Darlings were killed: total #indiepub mediated through #selfpub

I’ve had some questions that nibble around the edges of the “who is publishing you” biscuit. I thought I’d take a moment to address this specifically.


I’m self-publishing this novel for a range of reasons but, yes, it’s self-published. However, let me be the first to say that this means that you now know less about the process that the book has gone through. For a trad publishing gig, the book has had to make it past several layers of readers and, once accepted, it has been edited, re-read many times, adjusted and tweaked at the structural and syntactic level. As someone who has read self-pub (and trad…) that has obviously not gone through that process, I understand some concerns here. I recognise the importance of objective criticism, other views, and good editing. I wanted to make sure that this work went through a production process that would lead to a really good final book.

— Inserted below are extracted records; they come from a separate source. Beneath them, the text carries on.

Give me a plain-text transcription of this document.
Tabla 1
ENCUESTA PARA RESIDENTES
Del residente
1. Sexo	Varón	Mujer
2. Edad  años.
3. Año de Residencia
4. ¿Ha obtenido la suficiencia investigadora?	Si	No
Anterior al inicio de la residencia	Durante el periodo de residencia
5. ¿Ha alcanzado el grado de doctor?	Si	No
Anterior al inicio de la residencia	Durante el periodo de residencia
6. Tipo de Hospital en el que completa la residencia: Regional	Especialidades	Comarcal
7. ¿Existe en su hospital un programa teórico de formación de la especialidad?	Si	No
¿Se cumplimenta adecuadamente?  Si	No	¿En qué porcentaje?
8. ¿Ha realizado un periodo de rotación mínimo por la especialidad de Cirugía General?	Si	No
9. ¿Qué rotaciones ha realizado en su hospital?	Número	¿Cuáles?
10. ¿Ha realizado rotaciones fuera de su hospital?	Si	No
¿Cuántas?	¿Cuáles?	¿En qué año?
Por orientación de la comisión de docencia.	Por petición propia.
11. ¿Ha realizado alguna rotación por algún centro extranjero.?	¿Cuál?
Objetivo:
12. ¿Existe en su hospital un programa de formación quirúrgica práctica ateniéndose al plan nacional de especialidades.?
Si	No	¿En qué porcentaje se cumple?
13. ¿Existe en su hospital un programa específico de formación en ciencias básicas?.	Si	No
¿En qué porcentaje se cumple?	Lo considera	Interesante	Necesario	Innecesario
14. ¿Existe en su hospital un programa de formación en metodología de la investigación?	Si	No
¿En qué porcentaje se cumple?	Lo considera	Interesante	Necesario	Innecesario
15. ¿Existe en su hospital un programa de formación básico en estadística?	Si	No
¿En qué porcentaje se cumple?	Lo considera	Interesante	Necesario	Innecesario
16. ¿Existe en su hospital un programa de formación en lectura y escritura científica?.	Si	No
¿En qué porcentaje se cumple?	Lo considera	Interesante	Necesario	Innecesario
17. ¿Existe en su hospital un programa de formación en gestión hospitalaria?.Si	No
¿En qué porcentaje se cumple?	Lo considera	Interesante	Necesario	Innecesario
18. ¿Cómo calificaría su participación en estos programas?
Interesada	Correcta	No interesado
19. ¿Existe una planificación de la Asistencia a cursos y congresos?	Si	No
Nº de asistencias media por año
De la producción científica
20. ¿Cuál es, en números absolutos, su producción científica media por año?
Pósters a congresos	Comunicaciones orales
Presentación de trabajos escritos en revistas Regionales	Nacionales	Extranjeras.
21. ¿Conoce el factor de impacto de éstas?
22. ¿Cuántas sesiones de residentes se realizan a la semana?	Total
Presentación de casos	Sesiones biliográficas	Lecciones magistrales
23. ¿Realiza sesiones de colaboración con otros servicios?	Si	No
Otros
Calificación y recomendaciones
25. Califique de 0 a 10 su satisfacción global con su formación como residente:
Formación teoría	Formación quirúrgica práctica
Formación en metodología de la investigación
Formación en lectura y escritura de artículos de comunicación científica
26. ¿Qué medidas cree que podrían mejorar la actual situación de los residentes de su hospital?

What has happened to this book? Let me tell you

The original idea was developed in early 2015 and the work was researched, planned and written over a period of about nine months. I then revised it, fixed some of the more obvious problems, and sent this second draft to readers. I’m lucky that I can write a reasonable first draft and I’m usually happy for D2 to go out as a reflection of what I was thinking.

Those readers gave me early feedback, based on their own broad reading experience and knowledge as writers. I made some modifications and then gave the next draft to two people who were readers in this genre to see what they thought, from a more commercial perspective.

When I received feedback that one of them had spent three hours on a plane reading it on the tiny screen of an iPhone because he was enjoying it, I took that as a positive.

Overall, reader reception across five different readers was overwhelmingly positive, with valuable critical feedback. This was my (self-created) quality gate to move to the next stage.

We then moved to a detailed editing and restructuring mode. The opening chapter changed. The ending changed. Three times. Entire sections of text disappeared. New characters appeared. Swathes of names shifted for effect. Individual words were tweaked to change the rhythms of a critical sentence.

Darlings were killed.

I decided it was good enough to publish but that, to be fair to readers, I should use a professional editor to carry out the structural skim and deep copy edit to make sure that we’d done a good job in the early stages. I also hired a professional designer and artist to design and construct the cover. Both of these people are part of my local art and writing community and the money I pay them goes straight back into making my own city a more literate and beautiful place.

This is still my vision. This will be my book. But it has gone through multiple readings, a lot of editing, and, by the time it reaches you, it will have been scrutinised by professional eyes to make sure that the $2.99 you spent was worth it.

That’s my process. The book is an exciting action adventure where my characters fight bravely against the forces of darkness. I’ve been told it’s a page-turner and that makes me very happy. The structure of the book will be good enough to support that, because that’s how I built the process.

I can only hope, as release date starts to creep closer, that all of the love and care shows.

Just because I’m selling a book for bus fare doesn’t mean that I can give you a bad ride.